一寸先も雪
いくつめかの長いトンネルを抜けると、窓の外は真っ白な雪景色に変わる。別世界へ飛び込んだようなその感覚はいつでも新鮮で、帰省は可能な限り昼間の時間帯を選ぶようにしている。
実家にいるあいだ、軽いホームシックを味わった。私をかたちづくったベースは確かにここであるはずなのに、自分が居場所と認識しているのは、いつのまにか東京の住まいの方になっていた。家族に対して若干後ろめたく思いつつ、久しぶりの団欒を味わった。
実家は、あいかわらず実家らしかった。不格好ながら丹精されている植木鉢には卵のカラがさしてあったり、書けないペンがペン立てにめちゃくちゃつまってたり、和室にワンダーコアが置かれていたり、ブルガリアヨーグルトが冷蔵庫の1段を占めていたり、家中ごちゃごちゃしているくせに、廊下という廊下はきれいに磨き上げられていたり。
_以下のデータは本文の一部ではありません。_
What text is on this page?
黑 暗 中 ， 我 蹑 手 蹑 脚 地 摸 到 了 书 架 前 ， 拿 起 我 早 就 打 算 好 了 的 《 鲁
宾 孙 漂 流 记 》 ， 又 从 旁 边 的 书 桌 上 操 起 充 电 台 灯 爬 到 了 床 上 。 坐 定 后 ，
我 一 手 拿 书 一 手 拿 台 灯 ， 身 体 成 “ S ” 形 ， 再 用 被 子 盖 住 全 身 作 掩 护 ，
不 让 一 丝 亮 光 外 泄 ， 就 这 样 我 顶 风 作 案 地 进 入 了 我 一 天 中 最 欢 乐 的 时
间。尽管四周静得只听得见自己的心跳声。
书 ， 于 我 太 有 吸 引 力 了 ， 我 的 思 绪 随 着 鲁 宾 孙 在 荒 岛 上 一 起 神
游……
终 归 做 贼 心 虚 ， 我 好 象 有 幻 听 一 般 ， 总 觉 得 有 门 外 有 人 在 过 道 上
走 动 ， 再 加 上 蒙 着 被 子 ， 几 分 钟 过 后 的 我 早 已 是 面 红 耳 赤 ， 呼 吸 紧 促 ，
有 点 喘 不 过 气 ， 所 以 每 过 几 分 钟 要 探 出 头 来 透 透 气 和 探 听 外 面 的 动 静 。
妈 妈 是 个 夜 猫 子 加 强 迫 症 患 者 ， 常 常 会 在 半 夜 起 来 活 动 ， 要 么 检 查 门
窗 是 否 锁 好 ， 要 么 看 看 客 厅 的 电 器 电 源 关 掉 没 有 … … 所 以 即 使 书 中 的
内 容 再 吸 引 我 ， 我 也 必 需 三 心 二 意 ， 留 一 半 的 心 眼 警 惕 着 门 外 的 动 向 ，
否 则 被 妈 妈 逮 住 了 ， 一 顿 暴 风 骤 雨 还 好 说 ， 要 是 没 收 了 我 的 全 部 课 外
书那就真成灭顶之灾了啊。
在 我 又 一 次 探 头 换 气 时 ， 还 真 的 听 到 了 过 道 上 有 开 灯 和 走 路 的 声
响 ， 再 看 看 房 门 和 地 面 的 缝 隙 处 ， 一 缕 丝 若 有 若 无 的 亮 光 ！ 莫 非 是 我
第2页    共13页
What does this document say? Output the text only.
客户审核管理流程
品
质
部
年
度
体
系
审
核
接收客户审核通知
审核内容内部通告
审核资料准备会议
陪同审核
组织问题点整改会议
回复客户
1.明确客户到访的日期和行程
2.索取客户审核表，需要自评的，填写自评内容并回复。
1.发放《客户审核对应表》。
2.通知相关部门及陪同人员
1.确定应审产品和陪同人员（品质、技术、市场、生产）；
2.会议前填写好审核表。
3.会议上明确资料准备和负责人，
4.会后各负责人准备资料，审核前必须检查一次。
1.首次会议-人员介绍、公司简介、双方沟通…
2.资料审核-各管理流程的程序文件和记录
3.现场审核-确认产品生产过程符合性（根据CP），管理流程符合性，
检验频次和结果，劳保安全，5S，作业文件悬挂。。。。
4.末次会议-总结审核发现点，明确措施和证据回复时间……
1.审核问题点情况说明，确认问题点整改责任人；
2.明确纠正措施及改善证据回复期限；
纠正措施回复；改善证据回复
もはやある種の作品のように思えてくる。
時間はたくさんあるのに、やろうと思っていたことに何ひとつ手をつけられないことに驚いた。東京にいるあいだのアグレッシブさを置いてきてしまったようだ。心もとなさのなかで、改めて実家という場所について考えた。
私という人間が無条件で受け入れられ、今さら拒絶される心配がなく、とことん甘えられる唯一の場所。そうして、きっとそう遠くなく無くなってしまうだろう居場所。
休んでいる場合じゃない、早く戻って働きたいと焦る気持ちがあったことに気づく。傲慢さは、いつのまにかくっついて回っているものだ。後から気づくのでは遅い、大切なものがたくさんあるのに、ないものにばかり目がいくように仕組まれている。
自分ひとりで頑張っているような思い込みは持たないようにして生きたい。家族が元気でいてくれるからこそ、私が好きに生きていられるのだ。
隙間風が外気と同じくらい寒くても、外が猛吹雪で物音がうるさくても、なんでもいい。家族がいる実家は有り難くあたたかい。